The point-slope formula says that a line with slope $m$ that passes through $(x_0, y_0)$ has an equation of the form $$y - y_0 = m(x-x_0).$$
In your case, the tangent line passes through $(1,1)$, so you can plug in $x_0 = 1$, $y_0 = 1$.  We'll also have the slope, $m$, from the previous section once we evaluate that limit (which I leave to you to do).
A: Several comments:


*

*You shouldn't write $(\sqrt{x} - 1)/1-1$ if you mean $(\sqrt{x} - 1)/(1-1)$; remember the conventions on order of operations.

*If you put $1$ in place of $x$ in $(\sqrt{x} - 1)/(x-1)$, what you get is $(\sqrt{1} - 1)/(1-1)$.  This is $0/0$.

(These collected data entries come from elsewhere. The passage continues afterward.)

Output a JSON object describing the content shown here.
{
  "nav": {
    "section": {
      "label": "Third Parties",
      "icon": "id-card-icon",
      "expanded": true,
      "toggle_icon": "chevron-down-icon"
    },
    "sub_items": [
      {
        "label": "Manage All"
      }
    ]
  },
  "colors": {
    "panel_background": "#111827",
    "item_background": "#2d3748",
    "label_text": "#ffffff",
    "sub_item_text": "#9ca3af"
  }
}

*The expression $(\sqrt{x} - 1)/(x-1)$ gives the slope of a secant line, not of a tangent line.

*Since $0/0$ is undefined, in order to find the slope of the tangent line, you need to find $\lim\limits_{x\to1} (\sqrt{x} - 1)/(x-1)$, rather than simply plugging in $1$ in place of $x$.

A: y=root of x, or simply f(x)= root of x at the point (1,1)
by deriving the root of x we get x^1/2 which is equal to 1/2.root of x
plug in the x value from (1,1) and get 1/2
we know y,m,and x so we only need to find c in this equation, y=mx+c
then we get 1=1/2*1+c
c=1/2
so our equation will be y=1/2x+1/2